This is a boring photo - I know. But I'm not about to post a picture of a dead squirrel (as far as I can tell I could get somewhere around 138,000 different ones on Google Image Search) and the squirrel is the star of this story. Here's how it went:
Since we're just back from Israel we're completely screwed up as far as time is concerned. I woke up at 3, watched the Tivos of the last House and the last two Heroes and then decided that since sleep was out of the question, I'd go to the store to get milk and some stuff for breakfast. Wandering toward my car, I saw, on the street next to the curb, a --- yes -- dead squirrel. Extremely unattractive -- and I wondered how he/she had ended up dead outside our nice, harmless little house. I was tired though -- this was too hard to consider -- so I got into the car and took off.
When I got home, I opened the front door to dusk -- all the lights were off. Wouldn't turn on. Ditto the coffee maker, the oven, the (GASP) computer and everything else. Checks with PEPCO, our local electric company, produced, after very long hold times, the information that, 45 minutes after their first customer call, they were still in the process of dispatching a crew to figure out what was wrong but "hoped to have things back on line by 10."

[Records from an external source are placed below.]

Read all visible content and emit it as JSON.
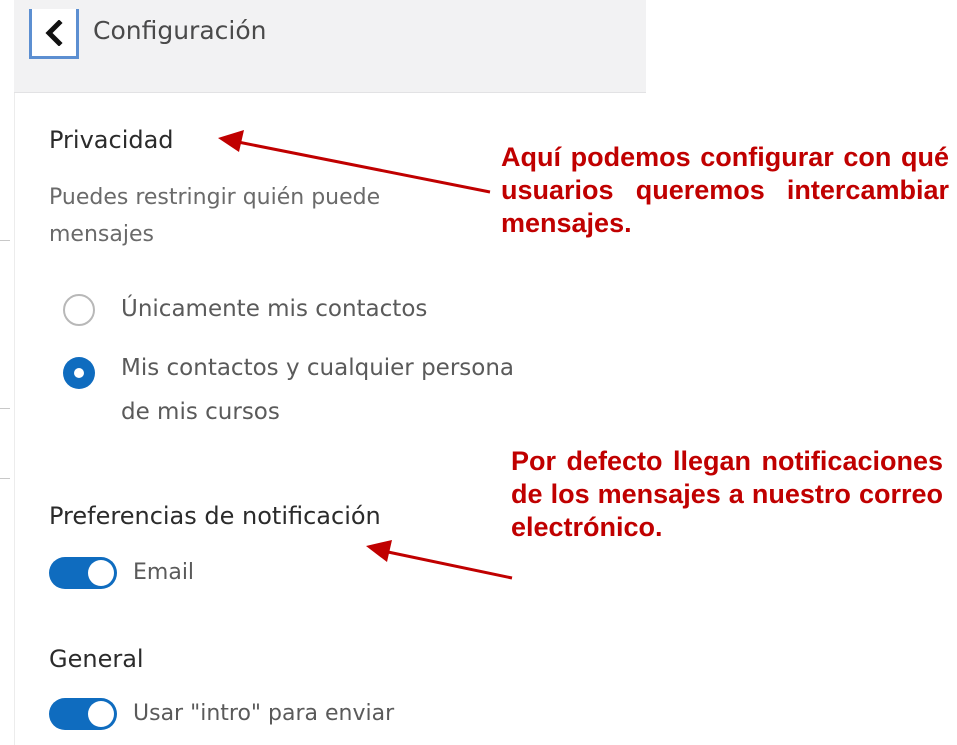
{
  "header": {
    "title": "Configuración"
  },
  "privacy": {
    "heading": "Privacidad",
    "description_line1": "Puedes restringir quién puede",
    "description_line2": "mensajes",
    "options": [
      {
        "label": "Únicamente mis contactos",
        "selected": false
      },
      {
        "label_line1": "Mis contactos y cualquier persona",
        "label_line2": "de mis cursos",
        "selected": true
      }
    ]
  },
  "notifications": {
    "heading": "Preferencias de notificación",
    "email_label": "Email",
    "email_enabled": true
  },
  "general": {
    "heading": "General",
    "enter_to_send_label": "Usar \"intro\" para enviar",
    "enter_to_send_enabled": true
  },
  "annotations": {
    "privacy_note": "Aquí podemos configurar con qué usuarios queremos intercambiar mensajes.",
    "notifications_note": "Por defecto llegan notificaciones de los mensajes a nuestro correo electrónico."
  },
  "colors": {
    "accent": "#0f6cbf",
    "annotation": "#c00000",
    "back_button_border": "#5c8fd1"
  }
}
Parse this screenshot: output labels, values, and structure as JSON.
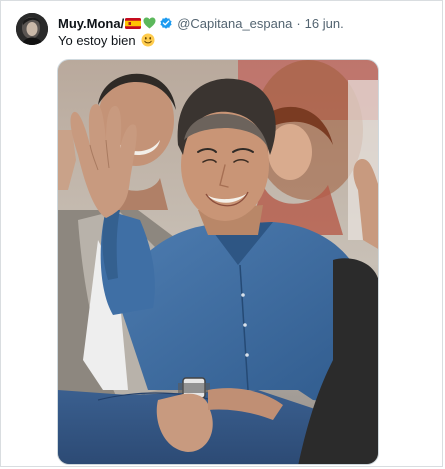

The hour drew near. Since I had to decide whether to wait it out or decamp to the local coffee house (free wireless) and write from there, I called again. Got even less information than the first time. BUT - and here's where it gets really interesting -- just as I sat down at my desk and looked out the window, a PEPCO truck pulled up right outside. Or squirrel-side.
Former reporter that I am, I tore out the door to see if the PEPCO guy knew what was up. Boy did he. Our entire neighborhood blackout had been caused by that one dead little rodent. Apparently when a squirrel leaps onto, and subsequently is electrocuted by, a transformer - the transformer responds with great sympathy and, basically, dies too.
He fixed it in about ten minutes -- grinning as he explained that "this happens all the time." He had just triangulated all the calls reporting the outage and figured out where the problem was. Cool, huh?
Now I'm here in my office talking to you, the lights are on and I even made soup. Not much meaning here but somehow there's an oddity about the entire event - reminding me as I returned to our own "natural habitat" from afar that going home to the same old house is no guarantee that things will be the same -- there or anyplace else.